Comme on pouvait s’en douter, le groupe n’est pas spécialisé dans le tango mais plutôt dans l’ultraviolence. Un mélange de noisy, de black metal, et de grindcore qui n’est pas sans rappeler Unsane ou Mayhem selon les moments. Tout cela est d’une efficacité redoutable et nous laisse pantois, sonnés ! La journée commence bien.
Allez, on bouge un peu et on va de l’autre côté, au nouvel endroit où se trouve La Valley. On tombe pile sur Bongripper. Là encore, inconnu au bataillon. Tout ce que l’on sait c’est que le groupe de Chicago fait dans le doom instrumental depuis plus de 10 ans. On se demande ce que ça peut donner et… c’est franchement bon ! Quasiment reposant.
Une sorte d’ovni au milieu du festival, même si leur musique alterne entre le très lourd et plus léger. Certains passages, ultra mélodiques, pourraient faire d’excellentes musiques de films. La comparaison avec les instrumentaux de Nine Inch Nails n’est pas infondée, même si ceux de Trent Reznor comportent beaucoup plus d’électronique. Ce concert ne nous laisse pas indemnes. Bongripper est certainement une des meilleures découvertes de ce festival.
Après ce moment de pur bonheur, on part voir une des têtes d’affiches de la journée : Skid Row. Le groupe de hard rock des années 80 et 90, spécialisé dans le glam et les power ballads, apporte du gros son, joue ses tubes tels que 18 And Life, I Remember You et Youth Gone Wild.

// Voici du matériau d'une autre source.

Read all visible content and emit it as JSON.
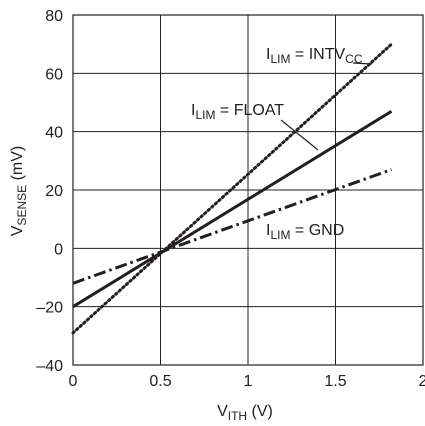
{
  "chart_data": {
    "type": "line",
    "xlabel": {
      "main": "V",
      "sub": "ITH",
      "unit": " (V)"
    },
    "ylabel": {
      "main": "V",
      "sub": "SENSE",
      "unit": " (mV)"
    },
    "xlim": [
      0,
      2
    ],
    "ylim": [
      -40,
      80
    ],
    "xticks": [
      "0",
      "0.5",
      "1",
      "1.5",
      "2"
    ],
    "yticks": [
      "–40",
      "–20",
      "0",
      "20",
      "40",
      "60",
      "80"
    ],
    "grid": true,
    "series": [
      {
        "name": {
          "main": "I",
          "sub": "LIM",
          "rest": " = INTV",
          "sub2": "CC"
        },
        "style": "dotted",
        "x": [
          0,
          1.82
        ],
        "y": [
          -29,
          70
        ]
      },
      {
        "name": {
          "main": "I",
          "sub": "LIM",
          "rest": " = FLOAT",
          "sub2": ""
        },
        "style": "solid",
        "x": [
          0,
          1.82
        ],
        "y": [
          -20,
          47
        ]
      },
      {
        "name": {
          "main": "I",
          "sub": "LIM",
          "rest": " = GND",
          "sub2": ""
        },
        "style": "dashdot",
        "x": [
          0,
          1.82
        ],
        "y": [
          -12,
          27
        ]
      }
    ]
  }
}
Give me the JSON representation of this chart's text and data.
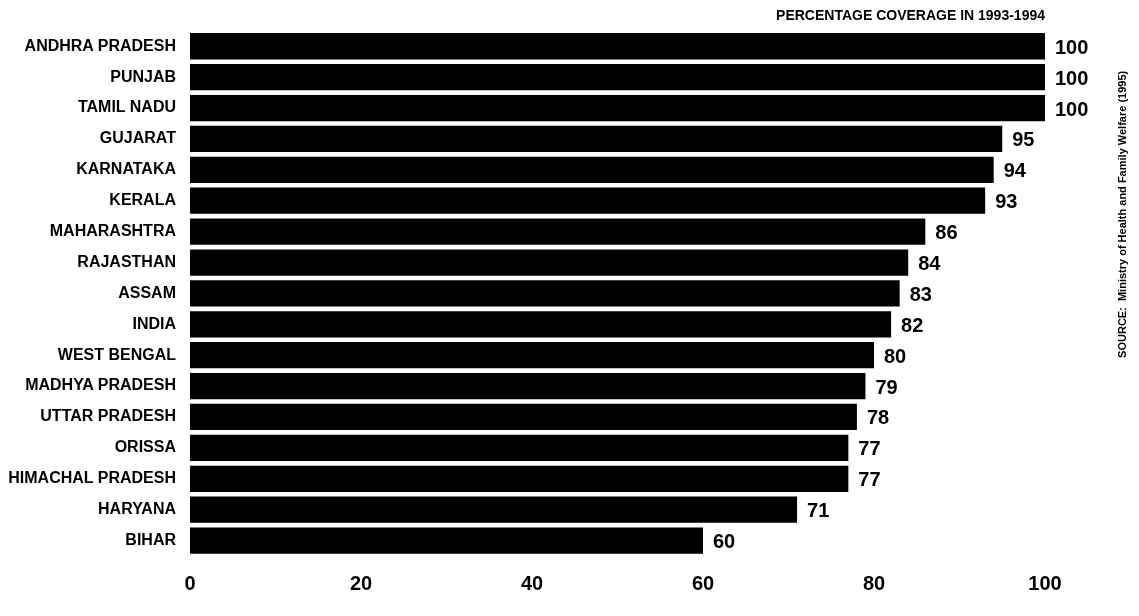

Erik Grönwall, le nouveau chanteur intégré en 2022 fait le job. Il a de la présence, un sourire carnassier, mais il lui manque la présence du canadien Sebastian Bach, chanteur originel et charismatique du groupe, viré en 1996 car ingérable. Les cinq américains du New Jersey livrent un show honnête, propre, sans fioritures mais qui manque un peu de passion.
Des bonnes surprises
Quelques minutes plus tard, débarque Motionless In White. Le quintet de Pennsylvanie n’est pas là pour déconner.
Dès les premières notes de Disguise, on comprend qu’on va s’en prendre plein la tête. Ces gars-là ont en eux une rage folle furieuse. Le chanteur, Chris «Motionless» Cerulli, casquette noire, gants noirs et sapé comme s’il était en Alaska, harangue la foule en donnant l’impression de vouloir casser la gueule à chacun d’entre nous. Les quatre autres seraient à ses côtés pour l’encourager, toujours plus violemment.
Le concert alterne entre nu-metal, des instants légèrement plus calmes, assez indus comme le morceau Cyberex, ou de pure violence comme le morceau Slaughterhouse sur lequel la foule pogotte follement, lorsqu’elle ne fait pas un circle pit géant. Comme dirait mon acolyte du jour : « Dis donc, c’est vachement bien ça ». Ces cinquante minutes de concert sont passées beaucoup trop vite. Motionless In White décroche assurément la palme de la prestation du jour.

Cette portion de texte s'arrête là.